Gran maestro Federer
Roger Federer, ya plusmarquista de títulos de Grand Slam (16), dio otro paso ayer para ser considerado como el mejor tenista de todos los tiempos. Al dominar a Jo-Wilfried Tsonga, Federer alzó su sexta Masters Cup, plusmarca absoluta del torneo de maestros.


Probablemente, David Foster Wallace, que veía una especie de dios laico en Roger Federer, hubiera escrito en su honor una edición de lujo de su obra póstuma: El Rey Pálido (Mondadori). Probablemente. Pero más allá de rey, héroe, supremo esteta o sumo sacerdote del tenis, sí sabemos que Roger Federer es el hombre que mejor juega al tenis en el mundo.

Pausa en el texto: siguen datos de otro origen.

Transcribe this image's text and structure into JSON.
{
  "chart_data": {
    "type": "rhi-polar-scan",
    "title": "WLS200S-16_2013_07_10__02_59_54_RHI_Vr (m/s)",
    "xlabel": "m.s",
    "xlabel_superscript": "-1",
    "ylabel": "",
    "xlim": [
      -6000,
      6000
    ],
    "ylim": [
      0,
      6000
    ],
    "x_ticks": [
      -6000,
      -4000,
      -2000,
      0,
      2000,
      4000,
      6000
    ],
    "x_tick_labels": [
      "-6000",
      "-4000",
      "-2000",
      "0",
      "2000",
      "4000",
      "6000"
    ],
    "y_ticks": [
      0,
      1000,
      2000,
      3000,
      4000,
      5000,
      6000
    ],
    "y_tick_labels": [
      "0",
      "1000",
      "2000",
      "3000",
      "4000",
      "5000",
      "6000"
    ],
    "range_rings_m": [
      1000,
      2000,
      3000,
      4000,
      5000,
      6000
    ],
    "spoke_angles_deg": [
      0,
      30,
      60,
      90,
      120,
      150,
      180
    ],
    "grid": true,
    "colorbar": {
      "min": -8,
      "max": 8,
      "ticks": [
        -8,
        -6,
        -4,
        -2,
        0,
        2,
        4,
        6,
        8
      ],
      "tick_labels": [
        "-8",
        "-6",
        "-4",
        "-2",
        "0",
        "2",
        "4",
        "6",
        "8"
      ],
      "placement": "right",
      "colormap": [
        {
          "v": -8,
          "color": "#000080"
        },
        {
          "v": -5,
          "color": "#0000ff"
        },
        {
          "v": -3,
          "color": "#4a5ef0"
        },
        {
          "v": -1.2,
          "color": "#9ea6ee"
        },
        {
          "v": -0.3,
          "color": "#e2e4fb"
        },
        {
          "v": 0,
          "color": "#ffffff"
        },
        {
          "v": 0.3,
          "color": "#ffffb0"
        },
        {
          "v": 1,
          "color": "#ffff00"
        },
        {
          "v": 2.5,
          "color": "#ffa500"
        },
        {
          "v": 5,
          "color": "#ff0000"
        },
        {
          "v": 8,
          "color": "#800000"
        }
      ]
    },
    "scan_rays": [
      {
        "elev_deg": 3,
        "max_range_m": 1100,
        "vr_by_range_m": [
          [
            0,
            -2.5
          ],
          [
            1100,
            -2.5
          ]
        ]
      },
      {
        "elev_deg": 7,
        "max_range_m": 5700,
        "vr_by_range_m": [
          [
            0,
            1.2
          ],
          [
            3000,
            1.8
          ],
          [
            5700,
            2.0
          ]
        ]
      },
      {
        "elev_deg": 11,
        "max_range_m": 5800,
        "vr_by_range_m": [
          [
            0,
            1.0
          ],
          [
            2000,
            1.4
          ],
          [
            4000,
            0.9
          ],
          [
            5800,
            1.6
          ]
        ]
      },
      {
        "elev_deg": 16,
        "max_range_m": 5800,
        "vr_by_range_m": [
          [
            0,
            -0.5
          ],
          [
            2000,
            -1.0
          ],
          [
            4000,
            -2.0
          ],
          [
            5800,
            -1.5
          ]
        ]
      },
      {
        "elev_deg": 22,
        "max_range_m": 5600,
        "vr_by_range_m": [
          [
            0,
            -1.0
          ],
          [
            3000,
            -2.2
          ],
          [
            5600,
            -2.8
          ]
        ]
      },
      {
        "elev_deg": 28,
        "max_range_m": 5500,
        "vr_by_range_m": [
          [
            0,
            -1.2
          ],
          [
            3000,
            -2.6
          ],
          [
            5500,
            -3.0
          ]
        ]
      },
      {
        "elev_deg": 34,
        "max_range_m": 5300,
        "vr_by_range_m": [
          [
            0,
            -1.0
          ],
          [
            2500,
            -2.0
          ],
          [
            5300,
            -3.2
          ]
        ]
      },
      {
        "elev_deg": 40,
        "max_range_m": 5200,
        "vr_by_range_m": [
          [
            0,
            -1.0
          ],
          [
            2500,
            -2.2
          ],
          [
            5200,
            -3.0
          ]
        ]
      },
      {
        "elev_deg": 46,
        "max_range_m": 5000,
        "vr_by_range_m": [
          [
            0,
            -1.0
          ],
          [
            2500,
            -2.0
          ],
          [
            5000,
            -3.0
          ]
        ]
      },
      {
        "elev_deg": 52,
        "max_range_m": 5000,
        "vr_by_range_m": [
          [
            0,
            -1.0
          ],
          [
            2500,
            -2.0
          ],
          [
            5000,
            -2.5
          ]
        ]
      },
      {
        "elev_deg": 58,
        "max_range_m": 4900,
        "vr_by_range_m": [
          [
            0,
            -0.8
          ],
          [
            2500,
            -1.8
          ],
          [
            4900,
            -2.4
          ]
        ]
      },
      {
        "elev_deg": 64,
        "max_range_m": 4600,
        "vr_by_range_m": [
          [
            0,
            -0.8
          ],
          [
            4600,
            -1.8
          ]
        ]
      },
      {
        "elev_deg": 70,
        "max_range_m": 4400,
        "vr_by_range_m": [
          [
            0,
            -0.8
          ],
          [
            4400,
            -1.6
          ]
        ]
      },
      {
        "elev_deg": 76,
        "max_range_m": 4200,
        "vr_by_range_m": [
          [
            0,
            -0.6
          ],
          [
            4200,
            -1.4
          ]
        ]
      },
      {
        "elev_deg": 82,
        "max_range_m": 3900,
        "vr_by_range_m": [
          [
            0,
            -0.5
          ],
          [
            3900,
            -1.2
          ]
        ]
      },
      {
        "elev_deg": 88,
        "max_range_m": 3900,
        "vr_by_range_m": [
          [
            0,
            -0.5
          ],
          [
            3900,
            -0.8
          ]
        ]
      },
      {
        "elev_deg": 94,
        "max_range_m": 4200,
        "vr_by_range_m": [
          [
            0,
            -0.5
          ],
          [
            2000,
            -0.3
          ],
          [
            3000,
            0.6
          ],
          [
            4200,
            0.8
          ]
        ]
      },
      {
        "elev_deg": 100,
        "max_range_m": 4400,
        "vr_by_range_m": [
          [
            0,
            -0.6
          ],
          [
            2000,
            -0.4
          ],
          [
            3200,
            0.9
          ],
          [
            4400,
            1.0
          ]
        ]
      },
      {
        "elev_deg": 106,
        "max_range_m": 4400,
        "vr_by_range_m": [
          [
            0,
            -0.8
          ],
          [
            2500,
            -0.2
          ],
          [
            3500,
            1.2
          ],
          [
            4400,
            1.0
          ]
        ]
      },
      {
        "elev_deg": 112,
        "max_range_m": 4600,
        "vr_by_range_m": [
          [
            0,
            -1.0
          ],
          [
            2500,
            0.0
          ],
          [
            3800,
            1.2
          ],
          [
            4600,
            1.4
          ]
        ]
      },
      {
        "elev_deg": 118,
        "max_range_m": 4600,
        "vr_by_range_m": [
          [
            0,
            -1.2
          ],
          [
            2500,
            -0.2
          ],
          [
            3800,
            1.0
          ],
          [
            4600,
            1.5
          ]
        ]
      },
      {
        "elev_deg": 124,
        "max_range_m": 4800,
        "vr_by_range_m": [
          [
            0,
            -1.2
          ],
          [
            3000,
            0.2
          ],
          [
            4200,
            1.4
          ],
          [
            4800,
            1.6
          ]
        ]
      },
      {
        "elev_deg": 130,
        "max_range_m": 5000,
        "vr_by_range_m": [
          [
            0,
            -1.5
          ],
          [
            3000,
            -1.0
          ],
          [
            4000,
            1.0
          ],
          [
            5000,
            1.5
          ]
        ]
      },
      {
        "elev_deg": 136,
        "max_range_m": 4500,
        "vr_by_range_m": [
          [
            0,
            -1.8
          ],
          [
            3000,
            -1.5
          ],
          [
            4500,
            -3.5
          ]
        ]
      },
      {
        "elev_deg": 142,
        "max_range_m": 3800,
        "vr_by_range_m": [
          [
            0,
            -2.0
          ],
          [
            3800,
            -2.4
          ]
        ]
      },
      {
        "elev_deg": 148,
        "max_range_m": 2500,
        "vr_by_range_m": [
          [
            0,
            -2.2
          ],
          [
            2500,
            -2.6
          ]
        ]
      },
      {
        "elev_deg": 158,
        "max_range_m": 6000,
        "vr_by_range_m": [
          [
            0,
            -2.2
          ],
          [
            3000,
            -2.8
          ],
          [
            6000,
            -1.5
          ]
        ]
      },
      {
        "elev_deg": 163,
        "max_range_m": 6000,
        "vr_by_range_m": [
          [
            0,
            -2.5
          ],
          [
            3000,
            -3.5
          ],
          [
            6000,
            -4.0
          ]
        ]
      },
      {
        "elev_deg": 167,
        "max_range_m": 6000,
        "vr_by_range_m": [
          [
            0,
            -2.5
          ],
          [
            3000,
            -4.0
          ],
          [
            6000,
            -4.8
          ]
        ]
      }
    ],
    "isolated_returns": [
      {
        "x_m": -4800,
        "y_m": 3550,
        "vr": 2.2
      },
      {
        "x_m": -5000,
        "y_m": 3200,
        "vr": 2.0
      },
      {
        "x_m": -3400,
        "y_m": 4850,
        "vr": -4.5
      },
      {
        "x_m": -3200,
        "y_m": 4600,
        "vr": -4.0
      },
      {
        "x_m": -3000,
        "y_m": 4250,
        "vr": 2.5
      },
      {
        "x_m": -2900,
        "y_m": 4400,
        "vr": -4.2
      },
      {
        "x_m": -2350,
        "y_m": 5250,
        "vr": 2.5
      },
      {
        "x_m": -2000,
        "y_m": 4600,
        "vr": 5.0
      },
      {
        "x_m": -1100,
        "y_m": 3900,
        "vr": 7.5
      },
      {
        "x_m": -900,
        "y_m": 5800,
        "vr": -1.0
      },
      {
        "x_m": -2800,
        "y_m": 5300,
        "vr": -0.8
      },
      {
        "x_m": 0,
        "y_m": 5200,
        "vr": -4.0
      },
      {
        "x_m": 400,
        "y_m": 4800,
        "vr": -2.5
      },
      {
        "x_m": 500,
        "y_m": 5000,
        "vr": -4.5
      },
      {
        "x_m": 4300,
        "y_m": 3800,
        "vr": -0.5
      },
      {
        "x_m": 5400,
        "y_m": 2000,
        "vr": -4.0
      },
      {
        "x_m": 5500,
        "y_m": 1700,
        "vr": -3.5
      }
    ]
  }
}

Sólo las lagunas mentales y la cruzada derecha asesina de un tal Nadal han impedido que Federer lleve a cifras asombrosas las estadísticas mundiales. "La gente no tiene ni idea de lo bueno que es Federer", dijo una vez Ivan Lendl en AS. Bueno, no es toda la gente...
Al batir a Tsonga ayer en una victoria con la marca de la casa, Federer hizo récord absoluto de títulos en Masters Cup: seis. Y, con su final número 100 en la ATP y su título número 70, Roger recuperó el número tres del mundo.
Bache.
Pero estos laureles surgieron entre los habituales, pintorescos (¿y tolerables...?) baches de consistencia del gran jefe o héroe pálido.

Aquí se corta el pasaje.